Eugene Lau from Sha Tin College will be studying computer science at the University of California San Diego. He described the challenges of the past few months.
“At STC we completed most of our coursework by the time the quarantine kicked in, and then we were really anxious about the exams that never were, but it worked out fine. Now, for the summer, I will go back to playing chess and a bit of piano as well.”
Maggie So Mei Ke from Sha Tin College, who has accepted an offer to study chemistry at UCL in the UK, said: “I like the programme at UCL as they give us a lot of freedom in choosing our option modules. It’s just in a great location, in a vibrant city.
“The year was not as stressful or disruptive as I thought it’d be. At STC, we do all our coursework quite early. So, when the lockdown came, we just had to focus on learning the rest of the syllabus and prepare for the exams that didn’t happen.”
George Su from Sha Tin College will study theoretical physics at Imperial College London. Explaining why he chose this degree, George said:
“I’ve always wanted to study theoretical physics; it feels as if we wander around the world blind as our perceptions of the world are only a reflection of our senses. To explore the world as it really is, brings true meaning to the lives of humanity.
“When my results came, I was really nervous as I had to meet my offer, which was quite high. When I got the results, it was excitement and relief for me and my family.”
Athena Tsang from Sha Tin College has accepted an offer from UCL to study a Bachelor of Arts and Science. She said:
“I knew that I had passed the diploma and got a safe score, but I didn’t expect to get a 45 and I was repeatedly checking that it was actually me!
“I chose this course because it gives me a more inter-disciplinary approach to learning and focuses more on real life skills; it gives you more perspective on how different subjects and different areas of knowledge interconnect with each other. I think it’s really important in the real world and once you start working.”
Gavin Yeung from Sha Tin College will major in mathematics at University of Southern California. He said that while the beginning of the year was stressful working on our Extended Essay and Internal Assessments, "overall it was okay".
“I’m not sure what I want to be in the future, and I think that studying mathematics can really help to open some different areas of work.”
Charmaine Yuen from Sha Tin College, who has accepted an offer to study law at Oxford University, looks back at the past few months.

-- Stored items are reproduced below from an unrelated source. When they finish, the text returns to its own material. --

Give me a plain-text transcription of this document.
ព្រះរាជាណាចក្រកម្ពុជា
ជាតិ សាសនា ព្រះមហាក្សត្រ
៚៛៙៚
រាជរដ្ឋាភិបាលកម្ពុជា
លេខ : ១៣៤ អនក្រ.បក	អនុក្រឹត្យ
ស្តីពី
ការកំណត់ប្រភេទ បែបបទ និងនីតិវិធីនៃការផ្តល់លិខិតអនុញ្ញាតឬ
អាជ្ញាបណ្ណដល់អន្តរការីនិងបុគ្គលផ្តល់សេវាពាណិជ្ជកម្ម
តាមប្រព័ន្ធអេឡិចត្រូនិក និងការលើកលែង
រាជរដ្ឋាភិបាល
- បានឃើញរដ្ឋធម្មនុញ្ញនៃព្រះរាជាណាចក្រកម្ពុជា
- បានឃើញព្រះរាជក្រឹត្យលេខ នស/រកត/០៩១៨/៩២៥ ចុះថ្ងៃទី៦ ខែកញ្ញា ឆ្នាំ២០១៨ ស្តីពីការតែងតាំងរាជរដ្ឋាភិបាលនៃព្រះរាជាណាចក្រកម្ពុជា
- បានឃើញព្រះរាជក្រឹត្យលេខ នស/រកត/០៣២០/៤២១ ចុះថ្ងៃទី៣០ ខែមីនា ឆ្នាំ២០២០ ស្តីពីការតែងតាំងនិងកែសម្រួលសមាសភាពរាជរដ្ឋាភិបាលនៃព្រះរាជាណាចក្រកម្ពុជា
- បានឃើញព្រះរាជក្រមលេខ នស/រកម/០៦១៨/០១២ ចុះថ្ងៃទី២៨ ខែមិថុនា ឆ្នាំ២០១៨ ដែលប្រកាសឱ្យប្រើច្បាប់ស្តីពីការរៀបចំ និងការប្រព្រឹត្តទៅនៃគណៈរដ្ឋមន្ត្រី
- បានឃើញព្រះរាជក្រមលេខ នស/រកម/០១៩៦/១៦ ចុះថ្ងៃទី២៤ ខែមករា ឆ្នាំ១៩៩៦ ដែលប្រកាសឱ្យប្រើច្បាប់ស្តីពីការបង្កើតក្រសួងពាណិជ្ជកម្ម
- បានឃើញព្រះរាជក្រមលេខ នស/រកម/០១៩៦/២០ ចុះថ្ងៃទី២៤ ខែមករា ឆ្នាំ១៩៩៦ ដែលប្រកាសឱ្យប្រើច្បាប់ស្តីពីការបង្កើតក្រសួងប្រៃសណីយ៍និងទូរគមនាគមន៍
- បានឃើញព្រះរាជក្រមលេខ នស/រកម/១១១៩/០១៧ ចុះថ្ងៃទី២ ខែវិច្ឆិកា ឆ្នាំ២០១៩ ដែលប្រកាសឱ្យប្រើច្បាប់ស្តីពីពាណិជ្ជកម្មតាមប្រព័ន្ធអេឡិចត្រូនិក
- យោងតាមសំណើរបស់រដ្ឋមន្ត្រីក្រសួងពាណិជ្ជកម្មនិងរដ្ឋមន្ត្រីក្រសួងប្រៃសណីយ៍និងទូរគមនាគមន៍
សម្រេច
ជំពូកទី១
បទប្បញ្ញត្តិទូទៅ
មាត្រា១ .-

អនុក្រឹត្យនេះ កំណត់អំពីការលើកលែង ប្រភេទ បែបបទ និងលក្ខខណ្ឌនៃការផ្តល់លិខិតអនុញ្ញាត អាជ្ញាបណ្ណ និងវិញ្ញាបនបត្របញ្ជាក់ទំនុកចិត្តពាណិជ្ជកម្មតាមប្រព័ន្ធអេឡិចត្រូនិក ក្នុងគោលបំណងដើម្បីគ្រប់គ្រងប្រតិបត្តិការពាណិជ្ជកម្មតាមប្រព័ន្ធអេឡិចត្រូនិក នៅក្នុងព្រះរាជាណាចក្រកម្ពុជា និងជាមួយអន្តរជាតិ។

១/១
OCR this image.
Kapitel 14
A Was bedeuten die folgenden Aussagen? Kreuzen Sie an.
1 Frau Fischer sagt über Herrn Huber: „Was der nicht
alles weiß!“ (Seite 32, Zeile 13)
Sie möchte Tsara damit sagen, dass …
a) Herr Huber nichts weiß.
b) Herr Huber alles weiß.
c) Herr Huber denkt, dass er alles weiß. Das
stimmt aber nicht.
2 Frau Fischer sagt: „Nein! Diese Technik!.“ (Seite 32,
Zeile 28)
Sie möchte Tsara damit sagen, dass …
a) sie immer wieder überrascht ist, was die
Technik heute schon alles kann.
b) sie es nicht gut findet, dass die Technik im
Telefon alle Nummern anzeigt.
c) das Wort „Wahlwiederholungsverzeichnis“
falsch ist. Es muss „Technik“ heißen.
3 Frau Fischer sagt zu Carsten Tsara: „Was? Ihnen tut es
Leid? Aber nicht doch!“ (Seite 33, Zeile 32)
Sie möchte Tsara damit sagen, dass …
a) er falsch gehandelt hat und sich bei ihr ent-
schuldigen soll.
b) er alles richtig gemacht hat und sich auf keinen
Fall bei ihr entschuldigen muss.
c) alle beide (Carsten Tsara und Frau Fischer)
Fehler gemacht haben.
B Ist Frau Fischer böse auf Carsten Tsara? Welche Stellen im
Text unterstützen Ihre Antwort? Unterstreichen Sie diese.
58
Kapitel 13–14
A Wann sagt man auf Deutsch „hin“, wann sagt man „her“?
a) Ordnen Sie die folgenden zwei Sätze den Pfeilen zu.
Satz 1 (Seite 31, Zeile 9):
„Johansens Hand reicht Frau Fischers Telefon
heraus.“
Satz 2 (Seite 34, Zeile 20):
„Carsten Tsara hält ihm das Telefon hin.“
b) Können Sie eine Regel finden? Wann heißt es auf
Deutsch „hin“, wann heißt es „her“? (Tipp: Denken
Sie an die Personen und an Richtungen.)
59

“At STC, we did finish our Extended Essay, Internal Assessments and Theory of Knowledge pretty early on, so all we had to was finish the syllabus and focus on past papers – and then the exams got cancelled!
Vereta Gour from South Island School will study a Bachelor of Science and Economics at the University of Pennsylvania.
“The night before the results came, I was trying to convince myself that it didn’t matter what I got as long as I passed; but then five minutes before, every minute felt like a year. When I opened the results, I was ecstatic, and it was such a shock; I was genuinely happy and so relived," said Vereta.
“I wanted to study economics to identify patterns in real life and use that to help people’s lives. The university gives me such scope to study other topics and potentially do a dual degree, it was the perfect place for me.”
Jasmine Lee from Renaissance College also scored 45, but was unavailable for comment.